Even John wonders, “…according to Gary, my DFT Compiler percentage is too low and my TetraMAX percentage is too high. Why that is, I don’t know“.

Well, a couple things occurred to me:

First, I believe John’s audience (and by extention, survey respondents) is skewed in a couple of ways:

  • It’s ESNUG (The S stands for Synopsys), so mostly Synopsys users responded.
  • It’s my belief that the Deep Chip audience are mostly designers, who are famous for not knowing exactly what’s going on in the DFT world, even on their own chips.

Second, related to my characterization of chip designers’ ignorance of their own DFT methodology, is that many don’t realize that the tools don’t stack up one for one - in other words, If I use Synopsys DFT MAX (compression tool) and Synopsys TetraMAX (ATPG tool), it’s not the same as using Mentor TestKompress (compression tool) and Mentor FastScan (ATPG tool). That’s because FastScan comes as a part of TestKompress. The Synopsys tools are separate. So when someone reports using TestKompress, you must put a mark in both The TestKompress and FastScan columns in order to make an apples-to-apples comparison.

So what do I think? Well, I believe Gary Smith’s DFT Compiler number. I think fewer and fewer people are inserting scan after synthesis is complete, most now compile scan-ready as part of their synthesis flow. Scan stitching can be done also with the place & route tool in some cases. So about 80% seems right.

On the other hand, I don’t believe either Gary or John about the ATPG tool balance. I think it’s closer than either of them say, but with TetraMAX slightly in the lead.  There are many decision makers out there today putting together cost-driven tool bundles - and will go Synopsys because they’ve got the whole flow integrated.

I have no hard data to support any of my claims, but it’s the sense I get when I talk to people…

November 30, 2007

Secure Design-for-Test

Filed under: BIST, Scan/ATPG — John @ 1:01 pm

I was perusing the latest version of IEEE Design & Test, which focuses on ICs for Secure Embedded Computing, and it reminded me of a small flap a couple years back about the security, or lack thereof, of scan chains (Scan design called portal for hackers, EETimes, 10/25/2004). Although I haven’t personally noticed any other discussion on the subject since then, a quick Google found a paper as recent as 2006 (A Low-Cost Solution for Protecting IPs Against Scan-Based Side-Channel Attacks, VTS ‘06).

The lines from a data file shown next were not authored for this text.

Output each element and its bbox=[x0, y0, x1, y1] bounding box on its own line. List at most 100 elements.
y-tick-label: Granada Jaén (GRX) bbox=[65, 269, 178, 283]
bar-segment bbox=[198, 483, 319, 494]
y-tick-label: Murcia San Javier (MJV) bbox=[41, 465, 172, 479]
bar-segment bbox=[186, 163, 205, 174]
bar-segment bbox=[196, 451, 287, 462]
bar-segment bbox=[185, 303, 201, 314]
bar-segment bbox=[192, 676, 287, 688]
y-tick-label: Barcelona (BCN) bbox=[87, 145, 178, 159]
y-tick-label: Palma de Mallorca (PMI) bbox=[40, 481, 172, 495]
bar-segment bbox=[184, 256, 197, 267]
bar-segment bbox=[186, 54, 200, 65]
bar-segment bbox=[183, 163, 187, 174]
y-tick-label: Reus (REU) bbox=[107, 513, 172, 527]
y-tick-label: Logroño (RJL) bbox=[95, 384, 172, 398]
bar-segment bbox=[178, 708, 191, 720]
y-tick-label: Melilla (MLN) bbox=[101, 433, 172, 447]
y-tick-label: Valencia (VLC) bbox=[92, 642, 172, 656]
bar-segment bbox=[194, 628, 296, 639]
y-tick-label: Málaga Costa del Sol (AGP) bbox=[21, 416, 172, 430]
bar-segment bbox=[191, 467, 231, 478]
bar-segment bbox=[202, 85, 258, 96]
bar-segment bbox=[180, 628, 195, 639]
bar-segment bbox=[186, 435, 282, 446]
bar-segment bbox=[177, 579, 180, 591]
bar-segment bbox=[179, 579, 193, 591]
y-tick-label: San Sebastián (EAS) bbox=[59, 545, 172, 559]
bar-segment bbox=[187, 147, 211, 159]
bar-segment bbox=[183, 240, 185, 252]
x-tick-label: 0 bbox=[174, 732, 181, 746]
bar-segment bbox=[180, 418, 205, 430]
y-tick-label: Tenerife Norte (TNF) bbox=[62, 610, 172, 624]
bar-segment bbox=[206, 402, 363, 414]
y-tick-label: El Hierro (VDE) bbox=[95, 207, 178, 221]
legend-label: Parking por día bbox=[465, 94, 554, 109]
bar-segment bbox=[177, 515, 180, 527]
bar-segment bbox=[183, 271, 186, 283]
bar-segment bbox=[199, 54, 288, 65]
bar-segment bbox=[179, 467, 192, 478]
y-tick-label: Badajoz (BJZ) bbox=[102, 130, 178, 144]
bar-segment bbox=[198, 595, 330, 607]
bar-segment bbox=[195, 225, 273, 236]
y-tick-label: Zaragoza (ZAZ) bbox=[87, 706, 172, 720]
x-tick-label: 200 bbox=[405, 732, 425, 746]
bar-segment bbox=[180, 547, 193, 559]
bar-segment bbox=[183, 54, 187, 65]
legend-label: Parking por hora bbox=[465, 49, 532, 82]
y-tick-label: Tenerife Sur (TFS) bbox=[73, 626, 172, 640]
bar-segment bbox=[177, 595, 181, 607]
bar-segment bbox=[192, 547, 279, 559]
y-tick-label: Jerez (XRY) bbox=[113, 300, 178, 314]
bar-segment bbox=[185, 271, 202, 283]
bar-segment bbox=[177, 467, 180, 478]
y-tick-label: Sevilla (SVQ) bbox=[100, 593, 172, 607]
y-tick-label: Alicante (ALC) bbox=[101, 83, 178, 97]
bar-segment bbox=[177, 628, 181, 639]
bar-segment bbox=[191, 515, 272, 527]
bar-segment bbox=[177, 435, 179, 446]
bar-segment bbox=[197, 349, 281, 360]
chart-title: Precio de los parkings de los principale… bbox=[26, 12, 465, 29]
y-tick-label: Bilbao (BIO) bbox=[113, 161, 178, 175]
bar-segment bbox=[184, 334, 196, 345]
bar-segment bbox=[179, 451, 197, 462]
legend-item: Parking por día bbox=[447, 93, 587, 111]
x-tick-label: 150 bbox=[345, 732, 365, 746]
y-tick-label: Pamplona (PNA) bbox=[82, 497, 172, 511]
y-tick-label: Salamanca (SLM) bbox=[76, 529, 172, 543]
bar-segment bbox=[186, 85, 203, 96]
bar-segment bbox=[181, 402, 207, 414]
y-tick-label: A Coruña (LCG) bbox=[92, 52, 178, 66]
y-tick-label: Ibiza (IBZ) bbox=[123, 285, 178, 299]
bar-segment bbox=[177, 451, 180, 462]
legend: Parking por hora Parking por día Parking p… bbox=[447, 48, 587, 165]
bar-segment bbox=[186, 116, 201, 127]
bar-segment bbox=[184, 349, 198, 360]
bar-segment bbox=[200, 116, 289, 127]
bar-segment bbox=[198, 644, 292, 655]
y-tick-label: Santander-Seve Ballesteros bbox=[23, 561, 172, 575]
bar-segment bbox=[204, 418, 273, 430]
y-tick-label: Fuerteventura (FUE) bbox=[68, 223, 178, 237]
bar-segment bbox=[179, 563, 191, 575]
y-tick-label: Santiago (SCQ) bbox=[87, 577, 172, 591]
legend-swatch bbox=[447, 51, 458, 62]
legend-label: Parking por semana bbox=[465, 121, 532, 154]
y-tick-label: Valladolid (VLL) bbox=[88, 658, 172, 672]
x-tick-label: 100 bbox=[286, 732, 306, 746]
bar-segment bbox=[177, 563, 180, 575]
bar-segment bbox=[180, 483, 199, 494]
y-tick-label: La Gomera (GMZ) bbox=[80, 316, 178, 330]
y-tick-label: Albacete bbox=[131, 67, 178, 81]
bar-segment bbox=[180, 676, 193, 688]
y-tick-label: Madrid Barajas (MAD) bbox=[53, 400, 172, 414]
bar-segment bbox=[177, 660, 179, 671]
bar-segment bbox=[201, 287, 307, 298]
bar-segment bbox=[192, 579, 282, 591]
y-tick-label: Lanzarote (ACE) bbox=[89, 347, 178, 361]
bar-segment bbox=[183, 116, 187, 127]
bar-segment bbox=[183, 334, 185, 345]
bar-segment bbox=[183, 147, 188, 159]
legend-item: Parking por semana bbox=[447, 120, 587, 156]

FYI, “Side-channel Attacks” are attempts to decipher or learn encryption algorithms (or learn the IP inside a chip, maybe) by gaining information about the physical implementation of the device itself - in this case, via the scan-chains. Methods for side-channel attacks run the gamut from glitch and power analysis to fault injection attacks. It’s amazing what people can learn by causing a chip to work abnormally.

As it turns out, it’s pretty easy to hack an encryption chip using scan chains (Scan Based Side Channel Attack on Dedicated Hardware Implementations of Data Encryption Standard). So what’s the alternative? Mention was made in the EE Times article that a “primary alternative [to scan/ATPG] is built-in self-test (BIST), which is more secure because it doesn’t require visible scan chains”. And so we see another facet to the “Scan vs. BIST” debate.

Interestingly enough, there were no direct references to scan-based attacks in any of the D&T articles. So what is the status of this issue? Did it not pan out to be that much of a problem? The applications for embedded security can only be growing. Are any of you readers close to this issue?